The committee that gave Henry Kissinger the Nobel Peace Prize has given it this year to Muhammad Yunus, the economist who put the word "microloan" on the map with the Grameen Bank in his native land of Bangladesh. That's progress of a sort. But in terms of hot air, any sentences linking "peace" with "Henry Kissinger" aren't immeasurably more vacuous than the notion that microloans can help--to use the language of the Nobel Committee's citation--"large population groups find ways in which to break out of poverty."
Throughout the late 1980s and '90s, in the verbal currency of First World do-gooders, "microloans" became one of those magically fungible words, embedded in a thousand foundation and NGO annual reports, like "sustainable." What could be more virtuous in terms of prudent philanthropy than giving very small loans to very poor women? Microloans breathe healthful uplift, as divorced from the sordid world of megaloans as are microbrews from Budweiser.

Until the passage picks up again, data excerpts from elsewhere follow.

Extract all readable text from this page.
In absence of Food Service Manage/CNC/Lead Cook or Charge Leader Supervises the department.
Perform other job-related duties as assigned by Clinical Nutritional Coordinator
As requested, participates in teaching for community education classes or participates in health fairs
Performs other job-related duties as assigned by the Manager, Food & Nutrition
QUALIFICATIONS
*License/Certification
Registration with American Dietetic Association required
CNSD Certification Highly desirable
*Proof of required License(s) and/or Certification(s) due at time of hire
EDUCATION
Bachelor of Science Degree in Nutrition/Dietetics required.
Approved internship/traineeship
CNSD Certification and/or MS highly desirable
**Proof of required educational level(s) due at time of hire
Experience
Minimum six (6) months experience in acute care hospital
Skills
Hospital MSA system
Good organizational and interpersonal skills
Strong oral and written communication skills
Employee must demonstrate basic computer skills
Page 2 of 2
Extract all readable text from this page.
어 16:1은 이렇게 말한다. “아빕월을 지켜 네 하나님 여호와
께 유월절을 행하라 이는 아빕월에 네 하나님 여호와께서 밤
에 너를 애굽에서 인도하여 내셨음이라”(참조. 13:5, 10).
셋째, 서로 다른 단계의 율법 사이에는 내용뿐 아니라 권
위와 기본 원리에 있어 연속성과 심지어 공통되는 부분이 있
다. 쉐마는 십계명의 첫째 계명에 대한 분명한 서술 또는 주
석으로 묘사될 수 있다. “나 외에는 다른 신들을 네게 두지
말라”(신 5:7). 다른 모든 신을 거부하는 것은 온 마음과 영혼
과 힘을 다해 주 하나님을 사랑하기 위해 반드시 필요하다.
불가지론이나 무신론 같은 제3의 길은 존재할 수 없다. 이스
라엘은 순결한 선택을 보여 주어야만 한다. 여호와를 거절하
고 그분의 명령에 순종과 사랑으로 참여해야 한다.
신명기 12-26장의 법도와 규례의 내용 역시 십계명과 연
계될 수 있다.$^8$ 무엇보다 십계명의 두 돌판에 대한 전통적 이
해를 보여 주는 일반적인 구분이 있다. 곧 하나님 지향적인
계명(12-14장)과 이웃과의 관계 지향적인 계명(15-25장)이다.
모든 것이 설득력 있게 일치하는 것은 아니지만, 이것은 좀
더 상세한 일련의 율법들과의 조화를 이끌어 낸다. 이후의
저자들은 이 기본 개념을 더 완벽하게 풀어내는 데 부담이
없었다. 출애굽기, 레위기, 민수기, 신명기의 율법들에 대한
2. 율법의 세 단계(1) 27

The trouble is that microloans don't make any sort of a macro-difference. They have helped some poor women, no doubt about it. But in their own way they're a register of defeat. Back in the early 1970s there were huge plans afoot to change the entire relationship of the Third to the First World, to speed Third World economies toward decent living standards for the many, not just the few. At the United Nations radical economists were hard at work drafting plans for a New World Economic Order. All that went out the window, and here are the caring classes thirty years later, hailing microloans.